When thinking of fixed-point numbers using binary-point notation, fraction length and integer length are intuitive
Type Real World Notation: Binary Point
numerictype(0,3,0) 5 = 101.
numerictype(0,3,1) 2.5 = 10.1
numerictype(0,3,2) 1.25 = 1.01
numerictype(0,3,3) 0.625 = .101
FALSE Belief that binary-point must be adjacent to the bits.
If you only look at examples of binary-point displays, it is natural to form a FALSE believe that the binary-point must be adjacent to the bits that make up the variables word-length. But that is not true.
Binary-point notation is too limiting. There is an extremely useful and well-known generalization that breaks the adjacent binary-point needless constraint.
Scientific Notation Removes Needless Limits
Decimal-point notation is intuitive, but limiting. As you know, power of 10 scientific notation allows you to represent very big and very small numbers with good accuracy using far fewer digits than decimal-point notation would require.
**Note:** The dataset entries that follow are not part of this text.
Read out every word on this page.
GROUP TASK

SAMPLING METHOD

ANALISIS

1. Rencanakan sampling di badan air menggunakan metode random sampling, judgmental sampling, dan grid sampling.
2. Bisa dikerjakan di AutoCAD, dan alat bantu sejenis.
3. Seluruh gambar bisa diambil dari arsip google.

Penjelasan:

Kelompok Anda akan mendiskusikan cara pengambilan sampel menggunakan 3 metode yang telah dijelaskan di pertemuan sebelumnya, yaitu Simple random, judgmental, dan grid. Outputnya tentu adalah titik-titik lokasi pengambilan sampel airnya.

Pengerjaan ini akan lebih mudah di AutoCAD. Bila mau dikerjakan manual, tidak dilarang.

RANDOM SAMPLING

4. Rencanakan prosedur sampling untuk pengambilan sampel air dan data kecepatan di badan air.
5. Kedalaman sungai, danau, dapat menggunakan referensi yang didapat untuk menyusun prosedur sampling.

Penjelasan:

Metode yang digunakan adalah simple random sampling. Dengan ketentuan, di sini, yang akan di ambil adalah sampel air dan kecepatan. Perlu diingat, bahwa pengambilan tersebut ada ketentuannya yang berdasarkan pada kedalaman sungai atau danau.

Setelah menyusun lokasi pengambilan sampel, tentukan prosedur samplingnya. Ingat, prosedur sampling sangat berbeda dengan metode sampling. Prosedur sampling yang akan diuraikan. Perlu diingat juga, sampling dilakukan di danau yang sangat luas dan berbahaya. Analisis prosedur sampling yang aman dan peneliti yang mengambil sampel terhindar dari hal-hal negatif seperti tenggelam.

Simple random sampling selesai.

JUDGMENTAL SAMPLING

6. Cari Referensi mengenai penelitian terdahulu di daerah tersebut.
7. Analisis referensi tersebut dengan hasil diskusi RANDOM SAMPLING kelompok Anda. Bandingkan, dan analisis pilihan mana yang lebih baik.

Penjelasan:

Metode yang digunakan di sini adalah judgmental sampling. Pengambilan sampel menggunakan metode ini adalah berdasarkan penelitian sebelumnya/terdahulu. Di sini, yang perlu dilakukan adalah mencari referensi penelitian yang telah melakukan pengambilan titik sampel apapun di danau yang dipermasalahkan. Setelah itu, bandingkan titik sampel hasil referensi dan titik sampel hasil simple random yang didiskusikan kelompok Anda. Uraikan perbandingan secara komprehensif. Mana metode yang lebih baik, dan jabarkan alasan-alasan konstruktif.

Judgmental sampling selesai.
Likewise, binary-point notation can be generalized with power of 2 scientific-style notation. Same concept, same benefits, more accuracy with few symbols for very big and very small numbers.
A flavor of binary scientific notation that uses integer valued mantissas is shown here. Notice the integer mantissa's are multiplied by two raised to an exponent.
Type Real World Notation: Integer Mantissa in Binary
Value and Pow2 Exponent
numerictype(0,3,-2) 20 = 101 * 2^2
numerictype(0,3,-1) 10 = 101 * 2^1
numerictype(0,3,0) 5 = 101 * 2^0
numerictype(0,3,1) 2.5 = 101 * 2^-1
numerictype(0,3,2) 1.25 = 101 * 2^-2
numerictype(0,3,3) 0.625 = 101 * 2^-3
numerictype(0,3,4) 0.3125 = 101 * 2^-4
numerictype(0,3,5) 0.15625 = 101 * 2^-5
The attributes of these eight types are
3 3 3 3 3 3 3 3
-2 -1 0 1 2 3 4 5
5 4 3 2 1 0 -1 -2
Notice that the first two fraction lengths are negative and the last to integer lengths are negative.
But none of that is a problem. What really lives in memory of the microcontroller or FPGA or ASIC are the bits that make up the word length. The word length is the only thing that needs to be positive. Let's have some fun and call that the "Law of Bit Conservation".
If you embrace the binary scientific notation way of thinking about fixed-point types, then thinking about the types fixed exponent will become a more natural description.
2 1 0 -1 -2 -3 -4 -5
Conceptual padding bits
If you were really keen to see the binary-point display even if the integer length or fraction length was negative, then what could you do? Just like starting with decimal scientific notation number and converting it to a traditional decimal-point display format, you could as needed jamb in some padding slots on the left end or the right end. For example, for 3e16, you could jamb in 16 zeros after the 3 to get a decimal-point display. Same concept applys in taking binary scientific notation to binary-point display.
For example, if fraction length was negative, then you need to jamb in -1 * FractionLength bits on the least significant end. These pad bits would always be zero.
Likewise, if integer length was negative, then you need to jamb in -1 * IntegerLength bits on the most significant end. If the value is unsigned, then these pad bits are always zero. If the value is two's complement and non-negative, then these pad bits are all zero. If the value is two's complement and negative, then these pad bits are all one. A simplified way to describe all these cases is to say that the pad bits are just a sign extension. For unsigned types, the conceptual sign bit is always implicilty zero.
These slides have shown how to reconcile the interconnected concept for word length, fraction length, and integer length when one of the latter two is negative. The math is all consistent. The "Law of Bit Conservation" is satisfied in all the cases.
Negative fraction lengths are great for maximized accuracy of very large numbers.
Negative integer lengths are great for maximized accuracy of very small numbers.
Binary-point thinking is more intuitive, but for a limited range of scalings.
Scientific notation is more general and gives the power of maximum accuracy for a limited number of bits.